Cuando eso no funciona, porque podemos todavía oír nuestras silenciosas súplicas de cambiar la dirección de la vida, vendemos a “Iosef” como esclavo a gente extraña, dejando que nuestras almas queden subyugadas a las fuerzas que nos conducen y que son forasteras a su propia identidad.

EXPOSICIÓN
Sin embargo, en cada una de nuestras vidas el momento llega cuando nuestro “Iosef” interno, quien ha sido forzado a ocultar su verdad por tantos años, emerge de lo oculto y nos revela su propia identidad.
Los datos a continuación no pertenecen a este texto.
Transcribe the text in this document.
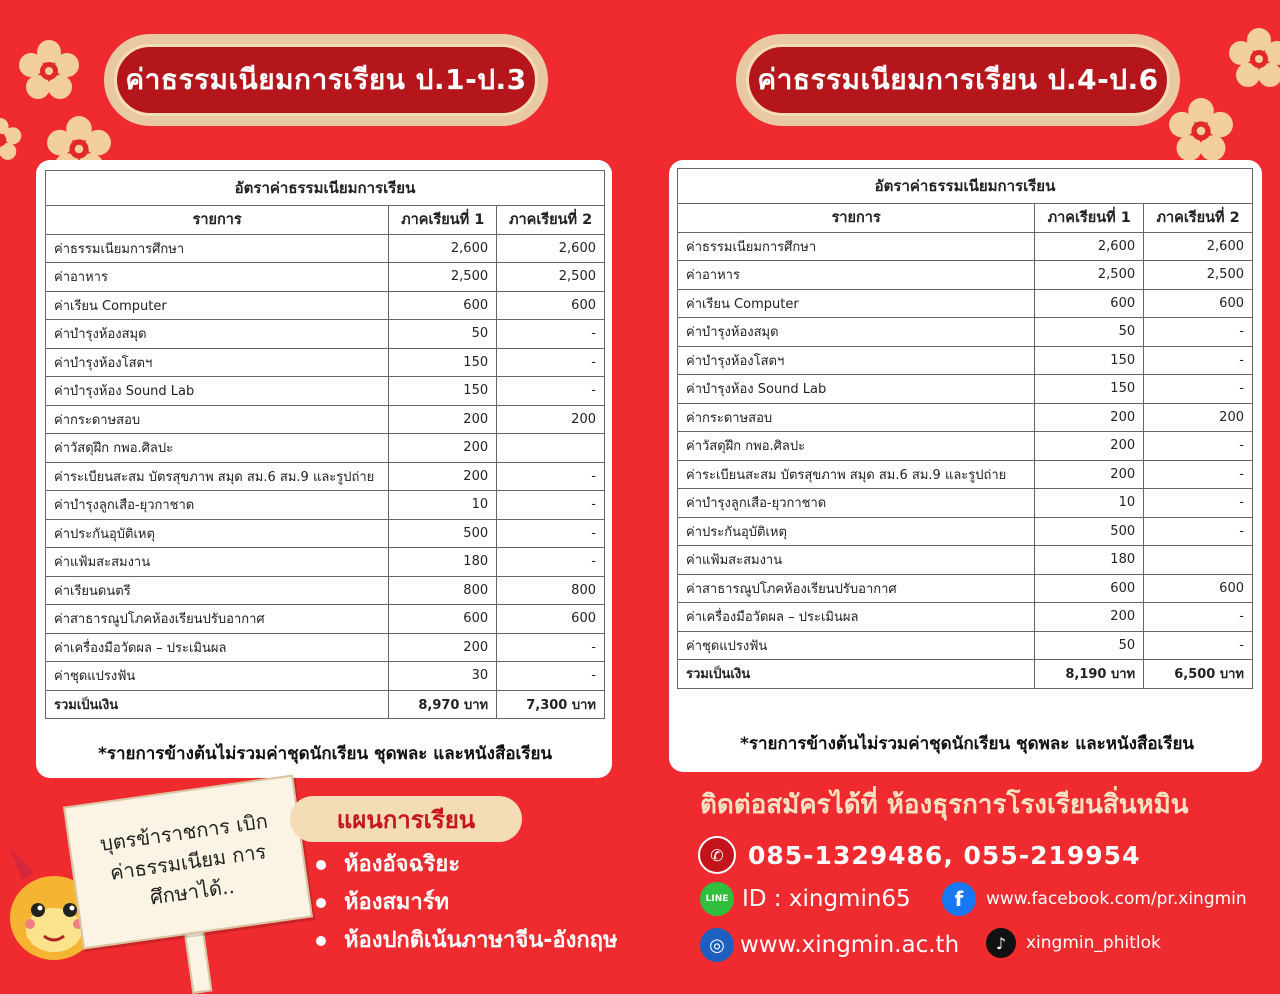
ค่าธรรมเนียมการเรียน ป.1-ป.3	ค่าธรรมเนียมการเรียน ป.4-ป.6
อัตราค่าธรรมเนียมการเรียน		
รายการ	ภาคเรียนที่ 1	ภาคเรียนที่ 2
ค่าธรรมเนียมการศึกษา	2,600	2,600
ค่าอาหาร	2,500	2,500
ค่าเรียน Computer	600	600
ค่าบำรุงห้องสมุด	50	-
ค่าบำรุงห้องโสตฯ	150	-
ค่าบำรุงห้อง Sound Lab	150	-
ค่ากระดาษสอบ	200	200
ค่าวัสดุฝึก กพอ.ศิลปะ	200	
ค่าระเบียนสะสม บัตรสุขภาพ สมุด สม.6 สม.9 และรูปถ่าย	200	-
ค่าบำรุงลูกเสือ-ยุวกาชาด	10	-
ค่าประกันอุบัติเหตุ	500	-
ค่าแฟ้มสะสมงาน	180	-
ค่าเรียนดนตรี	800	800
ค่าสาธารณูปโภคห้องเรียนปรับอากาศ	600	600
ค่าเครื่องมือวัดผล – ประเมินผล	200	-
ค่าชุดแปรงฟัน	30	-
รวมเป็นเงิน	8,970 บาท	7,300 บาท
*รายการข้างต้นไม่รวมค่าชุดนักเรียน ชุดพละ และหนังสือเรียน
อัตราค่าธรรมเนียมการเรียน		
รายการ	ภาคเรียนที่ 1	ภาคเรียนที่ 2
ค่าธรรมเนียมการศึกษา	2,600	2,600
ค่าอาหาร	2,500	2,500
ค่าเรียน Computer	600	600
ค่าบำรุงห้องสมุด	50	-
ค่าบำรุงห้องโสตฯ	150	-
ค่าบำรุงห้อง Sound Lab	150	-
ค่ากระดาษสอบ	200	200
ค่าวัสดุฝึก กพอ.ศิลปะ	200	-
ค่าระเบียนสะสม บัตรสุขภาพ สมุด สม.6 สม.9 และรูปถ่าย	200	-
ค่าบำรุงลูกเสือ-ยุวกาชาด	10	-
ค่าประกันอุบัติเหตุ	500	-
ค่าแฟ้มสะสมงาน	180	
ค่าสาธารณูปโภคห้องเรียนปรับอากาศ	600	600
ค่าเครื่องมือวัดผล – ประเมินผล	200	-
ค่าชุดแปรงฟัน	50	-
รวมเป็นเงิน	8,190 บาท	6,500 บาท
*รายการข้างต้นไม่รวมค่าชุดนักเรียน ชุดพละ และหนังสือเรียน
บุตรข้าราชการ เบิกค่าธรรมเนียม การศึกษาได้..
แผนการเรียน
ห้องอัจฉริยะ
ห้องสมาร์ท
ห้องปกติเน้นภาษาจีน-อังกฤษ
ติดต่อสมัครได้ที่ ห้องธุรการโรงเรียนสิ่นหมิน
✆ 085-1329486, 055-219954
LINE ID : xingmin65	f	www.facebook.com/pr.xingmin
◎ www.xingmin.ac.th	♪	xingmin_phitlok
En ese momento, comenzamos a descubrir su belleza pura y profunda de nuestra alma y nuestros corazones se llenan de vergüenza.

La humillación que los hermanos experimentaron cuando Iosef se les reveló, no provenía del hecho que él los reprimió por haberlo vendido como esclavo. La mera apariencia de Iosef constituyó para ellos la amonestación más poderosa: Por primera vez se dieron cuenta quién era el que habían subyugado a tal horrible abuso y sus corazones se derritieron en vergüenza.

Similarmente, Rabí Elazar estaba diciendo, cuando llegue el día y vamos a darnos cuenta la santidad espiritual y Divina de nuestras personalidades internas, vamos a estar completamente asombrados. Vamos a preguntarnos una y otra vez, ¿Cómo pudimos dejar que esta inocente y bella alma sea arrojada al oscuro y tenebroso pozo?

¿Cómo pudimos permitirnos agarrar a este profundo ruiseñor, capaz de producir la más bella de las músicas, y faenarlo como un pollo?